Quarantining Duplicates

I’ve ran into the following problem multiple times now at different workplaces:

I have a database table with some column having rows with duplicate values, when they should have been unique. Think like an external_id, email, or url. Maybe someone forgot to add a unique index originally, or perhaps uniqueness being a requirement for the problem domain was discovered later in the table’s life.

Either way, I have duplicate rows.

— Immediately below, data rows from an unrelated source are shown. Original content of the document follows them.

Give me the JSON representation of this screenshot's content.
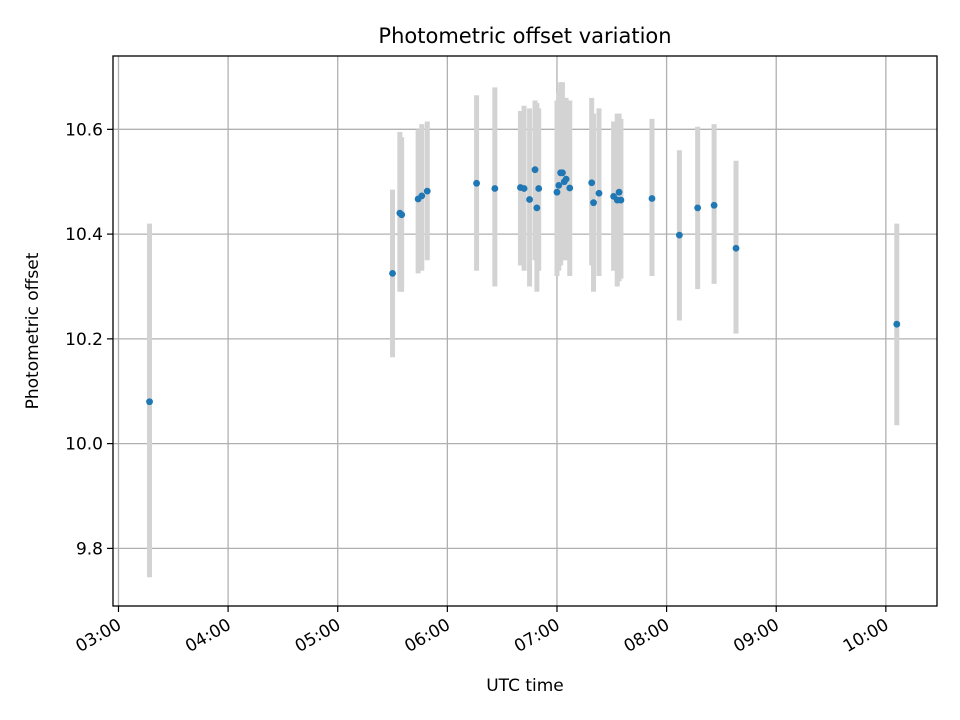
{
  "chart_data": {
    "type": "scatter",
    "title": "Photometric offset variation",
    "xlabel": "UTC time",
    "ylabel": "Photometric offset",
    "x_ticks": [
      "03:00",
      "04:00",
      "05:00",
      "06:00",
      "07:00",
      "08:00",
      "09:00",
      "10:00"
    ],
    "y_ticks": [
      "9.8",
      "10.0",
      "10.2",
      "10.4",
      "10.6"
    ],
    "xlim": [
      "02:57",
      "10:28"
    ],
    "ylim": [
      9.69,
      10.74
    ],
    "grid": true,
    "point_color": "#1f77b4",
    "errorbar_color": "#d3d3d3",
    "points": [
      {
        "x": "03:17",
        "y": 10.08,
        "lo": 9.745,
        "hi": 10.42
      },
      {
        "x": "05:30",
        "y": 10.325,
        "lo": 10.165,
        "hi": 10.485
      },
      {
        "x": "05:34",
        "y": 10.44,
        "lo": 10.29,
        "hi": 10.595
      },
      {
        "x": "05:35",
        "y": 10.437,
        "lo": 10.29,
        "hi": 10.585
      },
      {
        "x": "05:44",
        "y": 10.467,
        "lo": 10.325,
        "hi": 10.6
      },
      {
        "x": "05:46",
        "y": 10.473,
        "lo": 10.33,
        "hi": 10.61
      },
      {
        "x": "05:49",
        "y": 10.482,
        "lo": 10.35,
        "hi": 10.615
      },
      {
        "x": "06:16",
        "y": 10.497,
        "lo": 10.33,
        "hi": 10.665
      },
      {
        "x": "06:26",
        "y": 10.487,
        "lo": 10.3,
        "hi": 10.68
      },
      {
        "x": "06:40",
        "y": 10.489,
        "lo": 10.34,
        "hi": 10.635
      },
      {
        "x": "06:42",
        "y": 10.487,
        "lo": 10.33,
        "hi": 10.645
      },
      {
        "x": "06:45",
        "y": 10.466,
        "lo": 10.3,
        "hi": 10.64
      },
      {
        "x": "06:48",
        "y": 10.523,
        "lo": 10.35,
        "hi": 10.655
      },
      {
        "x": "06:49",
        "y": 10.45,
        "lo": 10.29,
        "hi": 10.65
      },
      {
        "x": "06:50",
        "y": 10.487,
        "lo": 10.33,
        "hi": 10.64
      },
      {
        "x": "07:00",
        "y": 10.48,
        "lo": 10.32,
        "hi": 10.655
      },
      {
        "x": "07:01",
        "y": 10.493,
        "lo": 10.33,
        "hi": 10.67
      },
      {
        "x": "07:02",
        "y": 10.517,
        "lo": 10.34,
        "hi": 10.69
      },
      {
        "x": "07:03",
        "y": 10.517,
        "lo": 10.35,
        "hi": 10.69
      },
      {
        "x": "07:04",
        "y": 10.5,
        "lo": 10.35,
        "hi": 10.66
      },
      {
        "x": "07:05",
        "y": 10.505,
        "lo": 10.35,
        "hi": 10.66
      },
      {
        "x": "07:07",
        "y": 10.488,
        "lo": 10.32,
        "hi": 10.655
      },
      {
        "x": "07:19",
        "y": 10.498,
        "lo": 10.34,
        "hi": 10.66
      },
      {
        "x": "07:20",
        "y": 10.46,
        "lo": 10.29,
        "hi": 10.63
      },
      {
        "x": "07:23",
        "y": 10.478,
        "lo": 10.32,
        "hi": 10.64
      },
      {
        "x": "07:31",
        "y": 10.472,
        "lo": 10.33,
        "hi": 10.615
      },
      {
        "x": "07:33",
        "y": 10.465,
        "lo": 10.3,
        "hi": 10.63
      },
      {
        "x": "07:34",
        "y": 10.48,
        "lo": 10.31,
        "hi": 10.63
      },
      {
        "x": "07:35",
        "y": 10.465,
        "lo": 10.315,
        "hi": 10.62
      },
      {
        "x": "07:52",
        "y": 10.468,
        "lo": 10.32,
        "hi": 10.62
      },
      {
        "x": "08:07",
        "y": 10.398,
        "lo": 10.235,
        "hi": 10.56
      },
      {
        "x": "08:17",
        "y": 10.45,
        "lo": 10.295,
        "hi": 10.605
      },
      {
        "x": "08:26",
        "y": 10.455,
        "lo": 10.305,
        "hi": 10.61
      },
      {
        "x": "08:38",
        "y": 10.373,
        "lo": 10.21,
        "hi": 10.54
      },
      {
        "x": "10:06",
        "y": 10.228,
        "lo": 10.035,
        "hi": 10.42
      }
    ]
  }
}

Let’s say it’s not obvious how to clean things up, but in the meantime while figure that out, I at least want to “stop the bleeding”. Prevent any new duplicates from being inserted.

Since I’ve been working with Postgres for a while now, I’ve been meaning to try the following plan the next time I’m in this situation.

Step #1: Add New Flag Column

First, add a new column that will serve to mark these existing duplicates as “known”:

ALTER TABLE some_table
ADD COLUMN known_duplicate BOOLEAN
DEFAULT false;

The DEFAULT is important for later, as we’ll never want new rows to be marked as a duplicate, since their uniqueness will be enforced.

Step #2: Backfill the Flag

At this point every row will have known_duplicate set to FALSE. We need find each set of duplicate rows and set all of their known_duplicate columns to TRUE, except for one of them.

Having known_duplicate set to FALSE for one of the rows allows it to participate in the index added in the next step, preventing a new rows being added to that duplicate set. Deciding which row to pick will be specific to your problem domain, but there will be an obvious “primary” row that your application is already preferring in some way for that duplicate column.

Step #3: Add the Partial Index

Finally, add the UNIQUE index, but instead of having it cover all rows like you wish it originally did, it’ll need to be a partial index over the rows that aren’t a known duplicate:

CREATE UNIQUE INDEX partial_idx_on_some_table
ON some_table (wish_it_was_unique)
WHERE NOT known_duplicate;

Now your set of duplicates can’t grow any larger, allowing you to slow down and figure out your next steps. Like how there were duplicates in the first place (race condition, bad data import, etc.), and how you’ll de-duplicate them.

Or at least that’s the idea. Has anyone tried something like this? Is there a better way? If anyone is reading this, I’d love to know.